Where, $y_n=\frac{x_1+x_2+\dots+x_n}{n}$
- $ \lim_{n\to\infty} \frac{1}{n}(1+\frac{1}{3}+\frac{1}{5}+\dots+\frac{1}{2n-1})=0$
Now in this example
$\{x_n\}=\frac{1}{2n-1}\implies \lim_{n\to\infty}\{x_n\}=\lim_{n\to\infty}\frac{1}{2n-1}=0 $
Hence by the Cauchy’s first theorem
$\implies \lim_{n\to\infty} \frac{1}{n}(1+\frac{1}{3}+\frac{1}{5}+\dots+\frac{1}{2n-1})=0$
- $ \lim_{n\to\infty} (\frac{1}{(n+1)^2}+\frac{1}{(n+2)^2}+\dots+\frac{1}{(2n)^2})=0$
$ \lim_{n\to\infty} (\frac{1}{n^2(1+\frac{1}{n})^2}+\frac{1}{n^2(1+\frac{2}{n})^2}+\dots+\frac{1}{n^2(2)^2})=0$
$ \lim_{n\to\infty} \frac{1}{n}(\frac{1}{n(1+\frac{1}{n})^2}+\frac{1}{n(1+\frac{2}{n})^2}+\dots+\frac{1}{4n})=0$
Now in this example
$\{x_n\}=\frac{1}{4n}$
$\implies \lim_{n\to\infty}\{x_n\}=\lim_{n\to\infty}\frac{1}{4n}=0 $
Hence by the Cauchy’s first theorem
$ \lim_{n\to\infty} (\frac{1}{(n+1)^2}+\frac{1}{(n+2)^2}+\dots+\frac{1}{(2n)^2})=0$
- $ \lim_{n\to\infty} (\frac{1}{n^2}+\frac{1}{(n+1)^2}+\frac{1}{(n+2)^2}+\dots+\frac{1}{(2n)^2})=0$
I think this example is similar as above example.

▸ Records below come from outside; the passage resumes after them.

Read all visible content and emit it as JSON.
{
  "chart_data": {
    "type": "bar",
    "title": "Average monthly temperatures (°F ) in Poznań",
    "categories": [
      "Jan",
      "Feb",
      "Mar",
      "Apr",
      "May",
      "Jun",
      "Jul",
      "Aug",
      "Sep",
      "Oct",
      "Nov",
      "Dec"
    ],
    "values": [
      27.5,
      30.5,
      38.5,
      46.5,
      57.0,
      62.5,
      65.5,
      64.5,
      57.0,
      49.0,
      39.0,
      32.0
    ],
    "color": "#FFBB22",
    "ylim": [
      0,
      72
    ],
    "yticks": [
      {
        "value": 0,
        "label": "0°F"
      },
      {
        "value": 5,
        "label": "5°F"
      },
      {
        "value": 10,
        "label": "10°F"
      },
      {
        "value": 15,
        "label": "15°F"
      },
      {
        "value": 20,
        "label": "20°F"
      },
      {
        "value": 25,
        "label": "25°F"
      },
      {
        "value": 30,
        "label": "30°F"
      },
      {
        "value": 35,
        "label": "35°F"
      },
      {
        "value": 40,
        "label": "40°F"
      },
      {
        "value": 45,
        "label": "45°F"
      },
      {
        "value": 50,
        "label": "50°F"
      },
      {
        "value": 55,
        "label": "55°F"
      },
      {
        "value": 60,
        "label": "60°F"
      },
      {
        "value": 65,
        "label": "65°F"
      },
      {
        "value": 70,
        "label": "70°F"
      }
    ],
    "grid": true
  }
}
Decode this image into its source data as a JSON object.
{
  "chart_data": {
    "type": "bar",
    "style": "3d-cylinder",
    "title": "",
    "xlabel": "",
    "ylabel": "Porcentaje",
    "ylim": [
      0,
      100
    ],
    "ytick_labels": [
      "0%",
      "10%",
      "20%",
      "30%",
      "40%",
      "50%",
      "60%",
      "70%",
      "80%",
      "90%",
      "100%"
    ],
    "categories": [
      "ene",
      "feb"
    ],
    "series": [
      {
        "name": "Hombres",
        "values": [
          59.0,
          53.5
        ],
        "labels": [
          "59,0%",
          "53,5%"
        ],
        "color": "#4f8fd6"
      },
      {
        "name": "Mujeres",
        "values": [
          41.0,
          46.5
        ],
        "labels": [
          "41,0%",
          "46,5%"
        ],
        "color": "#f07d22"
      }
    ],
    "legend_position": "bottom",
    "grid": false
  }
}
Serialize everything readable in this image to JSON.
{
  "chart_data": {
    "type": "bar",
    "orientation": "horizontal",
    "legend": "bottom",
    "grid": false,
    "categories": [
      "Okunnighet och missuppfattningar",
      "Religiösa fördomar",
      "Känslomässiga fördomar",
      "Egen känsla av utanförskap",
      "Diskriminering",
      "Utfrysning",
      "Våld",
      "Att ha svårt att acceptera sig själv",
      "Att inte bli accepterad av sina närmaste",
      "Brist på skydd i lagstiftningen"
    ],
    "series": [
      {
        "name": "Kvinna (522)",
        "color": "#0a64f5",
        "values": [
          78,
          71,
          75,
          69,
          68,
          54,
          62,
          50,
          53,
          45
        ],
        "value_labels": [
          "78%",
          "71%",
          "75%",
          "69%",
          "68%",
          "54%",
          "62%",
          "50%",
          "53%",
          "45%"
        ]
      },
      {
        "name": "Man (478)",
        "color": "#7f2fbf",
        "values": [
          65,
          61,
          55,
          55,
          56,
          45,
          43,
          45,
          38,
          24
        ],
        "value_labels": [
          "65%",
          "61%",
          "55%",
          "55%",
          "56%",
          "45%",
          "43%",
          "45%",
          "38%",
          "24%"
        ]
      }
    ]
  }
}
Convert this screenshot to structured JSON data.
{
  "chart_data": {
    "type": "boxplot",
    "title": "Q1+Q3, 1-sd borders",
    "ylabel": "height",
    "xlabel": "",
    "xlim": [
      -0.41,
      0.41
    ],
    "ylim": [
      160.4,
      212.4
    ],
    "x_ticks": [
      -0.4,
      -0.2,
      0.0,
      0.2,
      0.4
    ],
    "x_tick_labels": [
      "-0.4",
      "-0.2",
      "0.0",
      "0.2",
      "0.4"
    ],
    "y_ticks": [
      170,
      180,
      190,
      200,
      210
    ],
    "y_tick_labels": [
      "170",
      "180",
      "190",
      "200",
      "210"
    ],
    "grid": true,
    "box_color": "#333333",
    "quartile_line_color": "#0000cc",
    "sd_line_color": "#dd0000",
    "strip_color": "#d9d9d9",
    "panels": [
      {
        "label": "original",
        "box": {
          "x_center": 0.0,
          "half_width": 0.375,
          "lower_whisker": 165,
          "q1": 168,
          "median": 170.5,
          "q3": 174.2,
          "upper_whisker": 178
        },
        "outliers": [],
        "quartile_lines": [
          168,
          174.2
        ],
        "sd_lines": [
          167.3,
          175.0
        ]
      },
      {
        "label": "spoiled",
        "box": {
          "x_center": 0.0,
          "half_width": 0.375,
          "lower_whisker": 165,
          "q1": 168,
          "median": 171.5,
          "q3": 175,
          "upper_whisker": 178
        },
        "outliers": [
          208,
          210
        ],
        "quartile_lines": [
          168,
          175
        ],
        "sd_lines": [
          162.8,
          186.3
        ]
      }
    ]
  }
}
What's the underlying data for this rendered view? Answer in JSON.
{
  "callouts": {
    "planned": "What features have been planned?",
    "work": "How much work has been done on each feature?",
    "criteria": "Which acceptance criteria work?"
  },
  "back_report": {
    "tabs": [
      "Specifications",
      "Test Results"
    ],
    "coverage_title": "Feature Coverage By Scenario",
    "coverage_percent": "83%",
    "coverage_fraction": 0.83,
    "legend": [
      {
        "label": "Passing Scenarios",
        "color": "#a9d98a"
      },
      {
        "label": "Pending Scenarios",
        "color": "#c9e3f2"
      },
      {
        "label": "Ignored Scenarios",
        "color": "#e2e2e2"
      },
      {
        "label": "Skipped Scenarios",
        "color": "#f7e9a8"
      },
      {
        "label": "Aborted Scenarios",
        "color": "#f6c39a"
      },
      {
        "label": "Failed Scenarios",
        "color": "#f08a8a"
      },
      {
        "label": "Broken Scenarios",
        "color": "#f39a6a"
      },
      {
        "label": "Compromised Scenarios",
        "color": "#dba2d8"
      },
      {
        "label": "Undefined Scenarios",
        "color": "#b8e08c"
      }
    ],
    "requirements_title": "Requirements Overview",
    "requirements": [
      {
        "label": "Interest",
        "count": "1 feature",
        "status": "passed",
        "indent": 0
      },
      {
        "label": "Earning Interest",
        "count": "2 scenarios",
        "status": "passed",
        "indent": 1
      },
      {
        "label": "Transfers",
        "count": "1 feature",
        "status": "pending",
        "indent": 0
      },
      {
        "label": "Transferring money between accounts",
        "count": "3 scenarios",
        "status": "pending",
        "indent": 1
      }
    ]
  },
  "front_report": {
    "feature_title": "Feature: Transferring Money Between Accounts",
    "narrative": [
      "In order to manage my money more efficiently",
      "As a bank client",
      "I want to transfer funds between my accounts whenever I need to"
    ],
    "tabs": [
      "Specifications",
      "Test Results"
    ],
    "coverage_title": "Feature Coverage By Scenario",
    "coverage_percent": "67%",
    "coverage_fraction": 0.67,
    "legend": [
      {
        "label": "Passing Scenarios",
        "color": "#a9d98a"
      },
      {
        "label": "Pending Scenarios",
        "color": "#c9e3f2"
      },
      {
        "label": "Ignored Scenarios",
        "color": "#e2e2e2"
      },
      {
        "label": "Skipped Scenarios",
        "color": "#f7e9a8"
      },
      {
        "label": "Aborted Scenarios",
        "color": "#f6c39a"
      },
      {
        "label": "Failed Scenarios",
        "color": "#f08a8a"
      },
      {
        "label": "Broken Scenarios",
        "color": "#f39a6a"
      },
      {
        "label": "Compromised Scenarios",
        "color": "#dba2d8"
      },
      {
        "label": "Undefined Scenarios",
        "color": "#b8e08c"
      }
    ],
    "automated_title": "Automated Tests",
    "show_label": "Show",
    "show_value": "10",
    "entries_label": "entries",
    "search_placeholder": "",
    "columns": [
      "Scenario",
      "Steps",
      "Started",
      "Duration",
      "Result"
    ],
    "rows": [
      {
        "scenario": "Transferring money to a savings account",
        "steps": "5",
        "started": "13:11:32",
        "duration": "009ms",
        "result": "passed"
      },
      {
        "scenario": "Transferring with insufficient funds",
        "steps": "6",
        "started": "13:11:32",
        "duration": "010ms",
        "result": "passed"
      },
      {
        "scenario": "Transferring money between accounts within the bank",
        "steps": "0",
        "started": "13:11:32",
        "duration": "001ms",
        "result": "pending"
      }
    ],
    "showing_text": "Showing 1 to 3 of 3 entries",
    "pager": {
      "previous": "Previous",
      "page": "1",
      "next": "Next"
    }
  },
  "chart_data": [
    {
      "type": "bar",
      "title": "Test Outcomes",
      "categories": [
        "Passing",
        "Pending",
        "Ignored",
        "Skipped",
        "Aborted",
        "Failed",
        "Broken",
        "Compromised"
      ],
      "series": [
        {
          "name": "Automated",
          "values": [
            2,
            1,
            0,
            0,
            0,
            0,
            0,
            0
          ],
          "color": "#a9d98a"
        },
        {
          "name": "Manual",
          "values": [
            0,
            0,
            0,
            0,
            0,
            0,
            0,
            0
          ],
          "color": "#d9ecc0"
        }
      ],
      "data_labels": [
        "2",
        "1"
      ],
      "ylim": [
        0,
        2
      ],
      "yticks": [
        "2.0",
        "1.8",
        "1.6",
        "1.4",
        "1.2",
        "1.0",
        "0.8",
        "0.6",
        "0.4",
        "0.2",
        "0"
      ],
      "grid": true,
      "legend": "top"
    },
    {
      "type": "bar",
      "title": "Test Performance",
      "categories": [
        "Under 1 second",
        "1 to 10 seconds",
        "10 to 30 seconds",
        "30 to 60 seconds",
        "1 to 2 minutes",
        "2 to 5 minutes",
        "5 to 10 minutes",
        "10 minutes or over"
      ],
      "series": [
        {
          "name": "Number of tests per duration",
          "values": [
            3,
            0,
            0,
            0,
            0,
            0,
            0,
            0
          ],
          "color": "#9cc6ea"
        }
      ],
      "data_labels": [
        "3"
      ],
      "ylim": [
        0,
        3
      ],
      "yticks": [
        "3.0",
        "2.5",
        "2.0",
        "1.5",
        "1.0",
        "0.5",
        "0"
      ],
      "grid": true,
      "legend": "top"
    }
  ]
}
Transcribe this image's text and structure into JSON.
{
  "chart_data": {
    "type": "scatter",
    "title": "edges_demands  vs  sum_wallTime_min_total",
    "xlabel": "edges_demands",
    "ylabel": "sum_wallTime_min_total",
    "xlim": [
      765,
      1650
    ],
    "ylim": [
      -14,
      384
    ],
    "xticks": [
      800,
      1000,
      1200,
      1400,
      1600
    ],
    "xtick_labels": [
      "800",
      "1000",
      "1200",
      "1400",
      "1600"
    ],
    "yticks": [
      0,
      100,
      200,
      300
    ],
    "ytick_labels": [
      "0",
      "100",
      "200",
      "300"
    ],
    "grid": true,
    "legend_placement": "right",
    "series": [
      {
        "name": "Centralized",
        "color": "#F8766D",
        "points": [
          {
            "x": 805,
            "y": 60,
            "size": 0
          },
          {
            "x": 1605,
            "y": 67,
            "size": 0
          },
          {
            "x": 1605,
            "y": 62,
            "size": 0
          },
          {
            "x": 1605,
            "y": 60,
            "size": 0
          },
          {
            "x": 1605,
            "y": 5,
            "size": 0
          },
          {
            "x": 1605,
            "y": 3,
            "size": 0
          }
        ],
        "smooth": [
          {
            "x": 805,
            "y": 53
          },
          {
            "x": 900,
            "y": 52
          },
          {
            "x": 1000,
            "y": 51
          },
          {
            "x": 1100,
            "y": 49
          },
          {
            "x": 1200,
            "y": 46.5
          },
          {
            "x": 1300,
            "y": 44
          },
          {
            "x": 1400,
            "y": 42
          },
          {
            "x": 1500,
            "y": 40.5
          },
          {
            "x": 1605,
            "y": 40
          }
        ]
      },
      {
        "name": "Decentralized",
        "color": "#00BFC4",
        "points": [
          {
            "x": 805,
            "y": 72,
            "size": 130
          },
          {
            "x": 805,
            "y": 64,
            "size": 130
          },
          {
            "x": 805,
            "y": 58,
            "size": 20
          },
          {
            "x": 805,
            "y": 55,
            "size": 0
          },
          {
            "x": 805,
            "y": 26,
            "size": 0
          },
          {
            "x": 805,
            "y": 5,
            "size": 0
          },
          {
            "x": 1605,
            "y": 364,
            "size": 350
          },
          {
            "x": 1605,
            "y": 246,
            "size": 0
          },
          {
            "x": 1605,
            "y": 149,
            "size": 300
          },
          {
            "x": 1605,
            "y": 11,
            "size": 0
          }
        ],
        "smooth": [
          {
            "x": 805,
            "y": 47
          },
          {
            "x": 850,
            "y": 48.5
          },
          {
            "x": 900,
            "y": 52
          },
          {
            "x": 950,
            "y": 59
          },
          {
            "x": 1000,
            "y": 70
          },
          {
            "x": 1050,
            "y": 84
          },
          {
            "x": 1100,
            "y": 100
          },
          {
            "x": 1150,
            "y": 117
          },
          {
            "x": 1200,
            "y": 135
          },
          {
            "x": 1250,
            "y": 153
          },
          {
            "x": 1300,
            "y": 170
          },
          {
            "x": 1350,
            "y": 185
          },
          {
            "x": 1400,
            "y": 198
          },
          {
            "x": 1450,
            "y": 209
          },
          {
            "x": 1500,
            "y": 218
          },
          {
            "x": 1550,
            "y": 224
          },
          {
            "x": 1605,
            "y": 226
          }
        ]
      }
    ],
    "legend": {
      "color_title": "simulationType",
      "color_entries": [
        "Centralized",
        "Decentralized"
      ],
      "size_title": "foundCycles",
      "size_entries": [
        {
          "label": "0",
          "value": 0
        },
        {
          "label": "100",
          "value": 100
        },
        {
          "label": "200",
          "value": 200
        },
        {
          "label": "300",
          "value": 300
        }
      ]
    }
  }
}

- $ \lim_{n\to\infty} (\frac{1}{\sqrt{n}}+\frac{1}{\sqrt{n+1}}+\frac{1}{\sqrt{n+2}}+\dots+\frac{1}{\sqrt{2n}})=\infty$
Multiply and divide by n so we get,
$ \lim_{n\to\infty} \frac{1}{n}(\frac{n}{\sqrt{n}}+\frac{n}{\sqrt{n+1}}+\frac{n}{\sqrt{n+2}}+\dots+\frac{n}{\sqrt{2n}})$
Now $\{x_n\}=\frac{n}{\sqrt{2n}}=\frac{\sqrt{n}\sqrt{n}}{\sqrt{2n}}=\frac{\sqrt{n}}{\sqrt{2}}$
$\lim_{n\to\infty}\{x_n\}=\lim_{n\to\infty}\frac{\sqrt{n}}{\sqrt{2}}=\infty$
Hence by the Cauchy’s first theorem
$ \lim_{n\to\infty} (\frac{1}{\sqrt{n}}+\frac{1}{\sqrt{n+1}}+\frac{1}{\sqrt{n+2}}+\dots+\frac{1}{\sqrt{2n}})=\infty$
Are the above right and if not could you give me a hint?